Memento (2000): United States – directed by Christopher Nolan

Rated R by the MPAA – contains some violence, drug content, language, and mature themes

Memento is a tragedy, a cautionary and ironic picture of humanity bookended by murder.  It is also a thrilling and entertaining mystery clouded by a single man’s imperfect memory.

Some might complain that Memento’s narrative technique is gimmicky, glossing over and gussying up a shallow story.  I would have to disagree ardently with this complaint.  Telling a story backward is not unique in cinema, but, just as Pulp Fiction organizes various cliches and stereotypes into an original package, Memento uses its structure in an exemplary manner, underlining some of the intricate themes it presents.

As an exciting and engaging thriller, Memento succeeds admirably.  The story, while straightforward and coherent when adequate attention is given to the movie, plays out like a crime drama/revenge thriller involving a variety of drug deals and nefarious personalities, all revolving around one man’s “condition.”

Leonard (Guy Pearce) has a problem.  A traumatic brain injury left his hippocampus unable to form new short term memories.  His motor functions are fine, and actions he learned before the injury are easy to perform.  But, if given a few moments, his mind will fade and he will forget where he is or what he is doing.  “OK, so what am I doing?…Oh, I’m chasing this guy…No… he’s chasing me.”

Leonard’s limited voiceover is one of the most effective and essential in the history of cinema.  It provides a slight peak into the inner monologue that constantly plagues Leonard and how his brain appears to work.  It also provides some of the more darkly comic moments of the film.

There are a number of characters in Leonard’s life, all of whom, at one time or another, may have ulterior motives in using and manipulating him.  His handicap makes him a target and a tool.  Natalie (Carrie-Anne Moss) and Teddy (Joe Pantoliano) are his two closest friends, or at least the two people with whom he spends the most time, and they both have mysterious connections to each other and various drug dealers.  They both tell Leonard that they are on his side, helping him track down the man who murdered his wife and left him with a debilitating brain injury.

But Memento does not revel in Leonard’s pursuit of his personal enemy, and does not satisfy the bloodlust that so many revenge films seek to instill in their audiences.  The story (by director Christopher Nolan’s brother, Jonathan) is taut and relentless.  But take a closer look at the story and the characters and the dialogue and it becomes evident that there are many layers to the film.  Herein lies the tragedy and the dark portrait of humankind’s condition.  Leonard’s plight is human and understandable, and slight spoilers may be present in the following discussion.
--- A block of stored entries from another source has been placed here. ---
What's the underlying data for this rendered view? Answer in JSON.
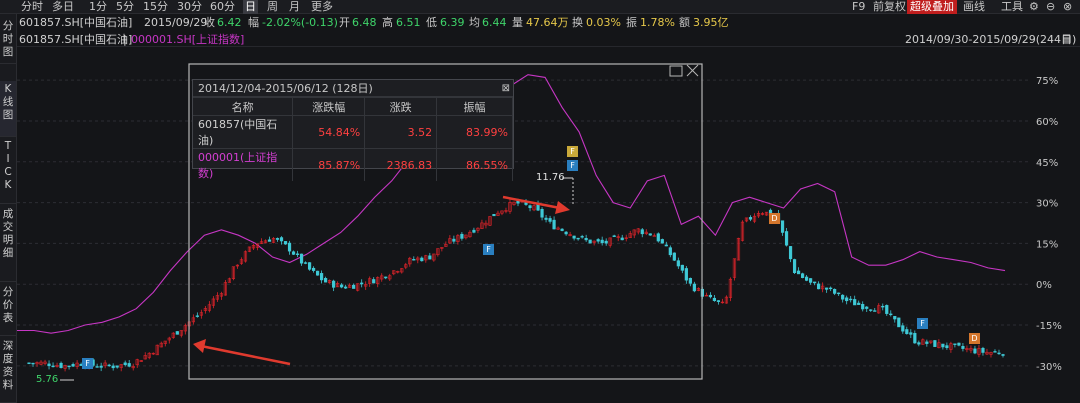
{
  "toolbar": {
    "periods": [
      "分时",
      "多日",
      "1分",
      "5分",
      "15分",
      "30分",
      "60分",
      "日",
      "周",
      "月",
      "更多"
    ],
    "active_period": "日",
    "right_buttons": [
      "F9",
      "前复权",
      "超级叠加",
      "画线",
      "工具"
    ],
    "highlight_button": "超级叠加"
  },
  "quote": {
    "code": "601857.SH[中国石油]",
    "date": "2015/09/29",
    "close_label": "收",
    "close": "6.42",
    "change_label": "幅",
    "change": "-2.02%(-0.13)",
    "open_label": "开",
    "open": "6.48",
    "high_label": "高",
    "high": "6.51",
    "low_label": "低",
    "low": "6.39",
    "avg_label": "均",
    "avg": "6.44",
    "vol_label": "量",
    "vol": "47.64万",
    "turnover_label": "换",
    "turnover": "0.03%",
    "amp_label": "振",
    "amp": "1.78%",
    "amount_label": "额",
    "amount": "3.95亿"
  },
  "overlay_legend": {
    "main": "601857.SH[中国石油]",
    "sep": "|",
    "index": "000001.SH[上证指数]",
    "range": "2014/09/30-2015/09/29(244日)"
  },
  "sidebar": [
    "分时图",
    "K线图",
    "TICK",
    "成交明细",
    "分价表",
    "深度资料"
  ],
  "stats": {
    "header": "2014/12/04-2015/06/12 (128日)",
    "columns": [
      "名称",
      "涨跌幅",
      "涨跌",
      "振幅"
    ],
    "rows": [
      {
        "name": "601857(中国石油)",
        "pct": "54.84%",
        "chg": "3.52",
        "amp": "83.99%"
      },
      {
        "name": "000001(上证指数)",
        "pct": "85.87%",
        "chg": "2386.83",
        "amp": "86.55%"
      }
    ]
  },
  "annotations": {
    "high": "11.76",
    "low": "5.76",
    "markers": [
      "F",
      "F",
      "F",
      "F",
      "D",
      "D"
    ]
  },
  "colors": {
    "up": "#e0242a",
    "down": "#3fc9d6",
    "index_line": "#c636c4",
    "arrow": "#e03a2e",
    "background": "#141518",
    "highlight": "#c01e1e"
  },
  "chart_data": {
    "type": "line",
    "y_axis_labels": [
      "75%",
      "60%",
      "45%",
      "30%",
      "15%",
      "0%",
      "-15%",
      "-30%"
    ],
    "y_ticks": [
      75,
      60,
      45,
      30,
      15,
      0,
      -15,
      -30
    ],
    "ylim": [
      -33,
      78
    ],
    "series": [
      {
        "name": "000001.SH[上证指数]",
        "values": [
          -17,
          -17,
          -18,
          -17,
          -15,
          -14,
          -12,
          -9,
          -3,
          5,
          12,
          18,
          20,
          18,
          15,
          10,
          8,
          11,
          15,
          19,
          25,
          32,
          38,
          46,
          54,
          48,
          57,
          55,
          66,
          73,
          77,
          76,
          65,
          56,
          40,
          30,
          28,
          38,
          40,
          22,
          25,
          18,
          30,
          32,
          30,
          28,
          35,
          37,
          34,
          10,
          7,
          7,
          9,
          12,
          10,
          9,
          8,
          6,
          5
        ]
      },
      {
        "name": "601857.SH[中国石油]",
        "values": [
          -29,
          -29,
          -30,
          -29,
          -30,
          -30,
          -29,
          -25,
          -20,
          -15,
          -10,
          -3,
          8,
          15,
          17,
          13,
          6,
          1,
          -1,
          0,
          2,
          5,
          9,
          10,
          15,
          18,
          22,
          27,
          30,
          28,
          22,
          19,
          16,
          15,
          17,
          20,
          18,
          10,
          0,
          -5,
          -8,
          22,
          27,
          25,
          5,
          0,
          -2,
          -6,
          -8,
          -9,
          -15,
          -21,
          -22,
          -23,
          -24,
          -25,
          -25
        ]
      }
    ]
  }
}
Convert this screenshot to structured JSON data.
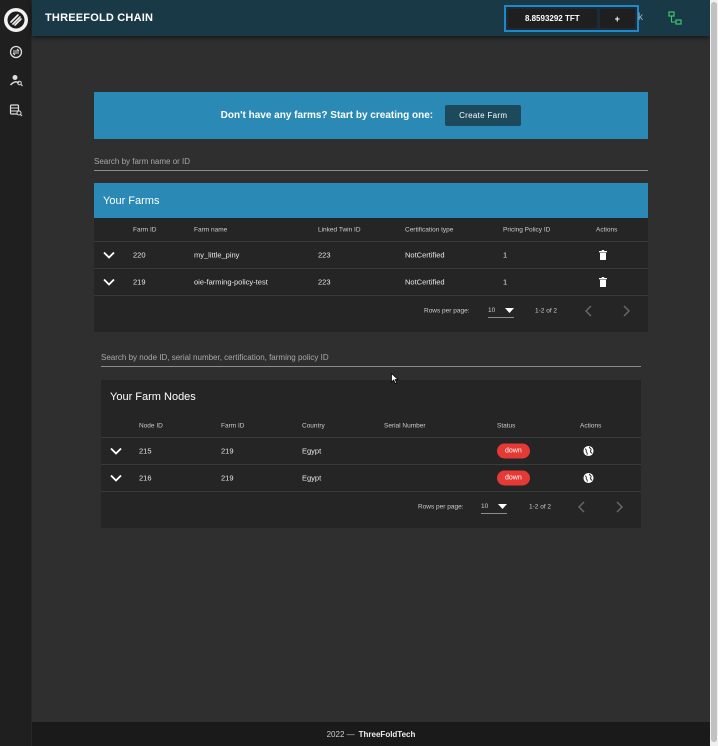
{
  "topbar": {
    "title": "THREEFOLD CHAIN",
    "balance": "8.8593292 TFT",
    "plus_label": "+",
    "partial_glyph": "k"
  },
  "sidebar": {
    "icons": [
      "logo-icon",
      "swap-icon",
      "account-search-icon",
      "database-search-icon"
    ]
  },
  "banner": {
    "text": "Don't have any farms? Start by creating one:",
    "button_label": "Create Farm"
  },
  "farm_search": {
    "placeholder": "Search by farm name or ID"
  },
  "farms": {
    "title": "Your Farms",
    "columns": [
      "Farm ID",
      "Farm name",
      "Linked Twin ID",
      "Certification type",
      "Pricing Policy ID",
      "Actions"
    ],
    "rows": [
      {
        "farm_id": "220",
        "name": "my_little_piny",
        "twin_id": "223",
        "certification": "NotCertified",
        "pricing_policy": "1"
      },
      {
        "farm_id": "219",
        "name": "oie-farming-policy-test",
        "twin_id": "223",
        "certification": "NotCertified",
        "pricing_policy": "1"
      }
    ],
    "pager": {
      "rows_label": "Rows per page:",
      "rows_value": "10",
      "range": "1-2 of 2"
    }
  },
  "node_search": {
    "placeholder": "Search by node ID, serial number, certification, farming policy ID"
  },
  "nodes": {
    "title": "Your Farm Nodes",
    "columns": [
      "Node ID",
      "Farm ID",
      "Country",
      "Serial Number",
      "Status",
      "Actions"
    ],
    "rows": [
      {
        "node_id": "215",
        "farm_id": "219",
        "country": "Egypt",
        "serial": "",
        "status": "down"
      },
      {
        "node_id": "216",
        "farm_id": "219",
        "country": "Egypt",
        "serial": "",
        "status": "down"
      }
    ],
    "pager": {
      "rows_label": "Rows per page:",
      "rows_value": "10",
      "range": "1-2 of 2"
    }
  },
  "footer": {
    "year": "2022 —",
    "brand": "ThreeFoldTech"
  },
  "colors": {
    "accent": "#2b8ab5",
    "topbar": "#1a3947",
    "status_down": "#e53935",
    "background": "#2f2f2f"
  }
}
Leonard takes myriad notes as he attempts to organize his life.  Not being able to remember anything takes its toll and he learns not to speak on the phone or take people for their word.  The more important notes he jots down on Polaroids he snaps of important locations and people, and the most vital information he imprints into his skin with ink.  But in the moments after a shocking revelation or violent action the onus lies with Leonard what to make of the event.  He is aware that he will forget anything he does not write down or make permanent, and in this way he filters not only his reality, but also his future actions.

There are serious consequences for some of the filters Leonard applies to his inked “memories.”  Many of them revolve around his need to have a case to solve; his hunting of the man who murdered his wife drives him and gives his life purpose.  As he states toward the end of the film, he needs to believe that his actions have meaning.  By revising his memories as they happen he injects meaning and purpose into his life, giving him a reason to exist and continue living.  In his quest to constantly have a reason to live he does many things a conventional hero or protagonist would avoid.  His sins are numerous and all the more profound given how he consciously alters his memories by what he mentions in his personal notes.

But this is what all men and women do on a continuing basis.  We need to believe that we have a purpose on Earth, often leading us to correct and manipulate the way we view our past actions.  This search for a higher power or purpose drives many people.  Memento, with its flawed and imperfect characters, serves as a picture of humankind’s deep and costly depravity and desire for fulfillment.

The amazing thing about Memento is how the immaculate production hides itself, allowing the themes and story to become apparent.  The unique narrative structure aside, the filmmaking is wonderful and deceptively understated, with convincing performances and smart and sharp directing and editing.  The reverse-chronological telling of Leonard’s tale underscores his reliance not on past memories, but on immediate events and his essential notes.  It makes an initial viewing of the film a great discovery.  Additional viewings are just as enjoyable, if not more so, due to the number of intricate layers Memento conceals.

It’s hard to provide a stronger recommendation for a movie.  Those looking for a complicated and entertaining story will not be disappointed, and those willing to look a little deeper at some of the themes presented will gain enlightenment.  There is as much to discuss about Memento’s story as there is its view on humankind’s ability and need to create and alter their reality for their own ends.  Memento rightly deserves its spot as one of the decade’s most remarkable films.